Want Smart Leadership? No More PowerPoint. If this year’s Unified Quest is any indication, PowerPoint hater H.R. McMaster, a one-star general serving in Afghanistan, is going to go from slideshow dissident to prophet in a few short years. Several participants derided the Army’s over-reliance on PowerPoint openly. One recounted stories of briefings in tactical-operations centers where otherwise intelligent officers simply read PowerPoint slides out loud — even as the slides were visible on an overhead projector.

Another observed: “That’s not the way our school system is oriented” in civilian life, making it difficult for young soldiers and officers, who are used to learning in a collaborative or social environment, to ingest information through rote absorption of slides.

No one quite articulated a vision of what comes after PowerPoint. (Keynote, maybe?) And some bemoaned “Death by PowerPoint” even as they projected their own PowerPoint slides. But it only takes a few well-placed cracks in a wall to send it crashing down. There may not be many more Lawrence Sellins — the officer who became an internet celebrity for his anti-PowerPoint rant — in the Army’s future.

Modularity May Have Gone Too Far. In 2004, the Rumsfeld Pentagon instituted a massive structural change: the Army was going to center around its brigades, rather than its traditional divisions. The basic idea behind what came to be called “Modularity” is that a brigade combat team — 3500 to 5000 soldiers rather than 10-to-20,000 of them — is easier to deploy into crisis zones, easier to extract and more narrowly tailored to a specific mission. Not a bad idea in theory. But one leading participant in Unified Quest pointed out that the past five years of modularity in Iraq and Afghanistan have shown that it’s not so great in practice, as tailoring the resources necessary to accomplish open-ended missions turned into a fiasco.

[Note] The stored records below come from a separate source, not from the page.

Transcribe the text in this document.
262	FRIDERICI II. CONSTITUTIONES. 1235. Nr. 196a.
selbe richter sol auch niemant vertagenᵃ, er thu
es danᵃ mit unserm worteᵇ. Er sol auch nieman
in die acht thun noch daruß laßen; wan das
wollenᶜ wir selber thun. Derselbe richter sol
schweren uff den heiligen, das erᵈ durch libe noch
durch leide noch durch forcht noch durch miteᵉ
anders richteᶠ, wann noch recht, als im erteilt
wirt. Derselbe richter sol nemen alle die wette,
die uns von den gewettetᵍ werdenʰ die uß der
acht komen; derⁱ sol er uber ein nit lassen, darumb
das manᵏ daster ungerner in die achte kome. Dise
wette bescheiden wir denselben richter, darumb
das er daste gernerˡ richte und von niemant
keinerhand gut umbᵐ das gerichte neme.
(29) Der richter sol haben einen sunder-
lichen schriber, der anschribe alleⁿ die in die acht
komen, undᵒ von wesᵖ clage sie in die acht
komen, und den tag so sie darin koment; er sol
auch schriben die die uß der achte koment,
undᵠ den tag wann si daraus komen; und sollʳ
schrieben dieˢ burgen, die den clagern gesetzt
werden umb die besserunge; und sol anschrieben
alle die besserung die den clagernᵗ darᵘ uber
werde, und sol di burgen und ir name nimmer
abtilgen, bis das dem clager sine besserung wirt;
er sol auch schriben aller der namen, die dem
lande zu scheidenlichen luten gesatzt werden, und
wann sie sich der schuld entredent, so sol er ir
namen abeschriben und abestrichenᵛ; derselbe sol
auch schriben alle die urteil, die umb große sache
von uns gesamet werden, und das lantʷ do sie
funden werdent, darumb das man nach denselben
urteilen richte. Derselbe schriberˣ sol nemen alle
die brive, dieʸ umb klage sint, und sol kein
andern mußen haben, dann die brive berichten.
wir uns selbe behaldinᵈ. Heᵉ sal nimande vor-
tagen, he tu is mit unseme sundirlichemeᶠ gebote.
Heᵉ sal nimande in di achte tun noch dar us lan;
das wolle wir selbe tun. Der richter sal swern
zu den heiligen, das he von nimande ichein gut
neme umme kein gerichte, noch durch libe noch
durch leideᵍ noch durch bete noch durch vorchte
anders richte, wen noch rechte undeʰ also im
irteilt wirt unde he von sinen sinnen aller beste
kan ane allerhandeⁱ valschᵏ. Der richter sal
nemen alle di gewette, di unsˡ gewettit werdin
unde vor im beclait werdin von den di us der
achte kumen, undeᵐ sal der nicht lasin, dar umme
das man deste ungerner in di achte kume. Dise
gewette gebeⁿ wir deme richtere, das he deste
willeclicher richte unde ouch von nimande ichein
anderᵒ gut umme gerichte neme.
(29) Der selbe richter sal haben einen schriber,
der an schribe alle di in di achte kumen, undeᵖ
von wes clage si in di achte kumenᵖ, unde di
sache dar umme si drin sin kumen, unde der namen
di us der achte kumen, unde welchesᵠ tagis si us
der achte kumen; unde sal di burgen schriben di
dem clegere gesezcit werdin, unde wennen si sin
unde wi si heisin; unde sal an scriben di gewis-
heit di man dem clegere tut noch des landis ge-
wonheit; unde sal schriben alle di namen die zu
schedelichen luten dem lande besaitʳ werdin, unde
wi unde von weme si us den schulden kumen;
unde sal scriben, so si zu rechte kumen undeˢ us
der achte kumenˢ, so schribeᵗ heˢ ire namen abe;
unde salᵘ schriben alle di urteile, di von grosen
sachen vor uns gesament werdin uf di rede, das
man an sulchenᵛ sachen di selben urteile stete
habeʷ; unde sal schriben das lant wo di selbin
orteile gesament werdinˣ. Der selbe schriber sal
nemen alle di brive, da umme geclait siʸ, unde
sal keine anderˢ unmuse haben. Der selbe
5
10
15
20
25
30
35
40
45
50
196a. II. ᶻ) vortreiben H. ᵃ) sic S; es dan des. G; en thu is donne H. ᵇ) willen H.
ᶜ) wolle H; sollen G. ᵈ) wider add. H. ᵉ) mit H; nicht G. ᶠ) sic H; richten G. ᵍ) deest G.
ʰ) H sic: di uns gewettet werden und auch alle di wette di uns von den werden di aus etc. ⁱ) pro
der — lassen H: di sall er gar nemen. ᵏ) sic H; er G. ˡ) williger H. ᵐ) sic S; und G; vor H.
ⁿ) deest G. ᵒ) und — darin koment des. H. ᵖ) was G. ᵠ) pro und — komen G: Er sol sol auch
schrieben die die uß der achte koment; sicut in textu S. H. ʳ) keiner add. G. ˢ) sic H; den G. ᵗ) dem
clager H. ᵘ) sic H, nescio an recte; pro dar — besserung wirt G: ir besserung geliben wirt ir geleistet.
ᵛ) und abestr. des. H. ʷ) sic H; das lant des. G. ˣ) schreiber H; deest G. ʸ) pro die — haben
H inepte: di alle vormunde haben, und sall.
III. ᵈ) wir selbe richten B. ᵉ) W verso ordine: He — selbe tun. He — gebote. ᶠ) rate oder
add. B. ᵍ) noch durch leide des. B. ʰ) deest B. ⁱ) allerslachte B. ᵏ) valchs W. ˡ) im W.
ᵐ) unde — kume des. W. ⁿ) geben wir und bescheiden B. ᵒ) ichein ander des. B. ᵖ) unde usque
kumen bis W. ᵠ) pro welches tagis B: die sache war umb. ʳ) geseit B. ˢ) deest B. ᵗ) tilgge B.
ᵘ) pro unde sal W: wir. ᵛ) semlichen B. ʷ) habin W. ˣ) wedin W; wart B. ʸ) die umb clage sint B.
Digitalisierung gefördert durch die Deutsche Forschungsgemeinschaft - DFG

The participant, a field-grade officer, observed that modularity cost brigades lots of things that a unit at war needs to succeed. Reconnaissance squads, for one thing, and engineers, for another. “Our ability to enforce security over wide areas has been one of our biggest challenges here,” he said, “and to do it without adequate reconnaissance forces?” That creates another problem. When brigades become the basis for wartime task forces, as in Iraq and Afghanistan, some of those additional needed elements — cavalrymen and engineers — get tacked on to the brigades from other units. And that creates morale and unit-cohesion problems as the brigades learn to get along with the newbies.

“We made some presumptions with modularity,” the officer elaborated to Danger Room after his presentation, and part of the task of Unified Quest is “going back and questioning some of the logic” that led up to it. Overhauling modularity would be a huge task. And abandoning it at this point is nearly unthinkable. But the purpose of the exercise is to ask big questions.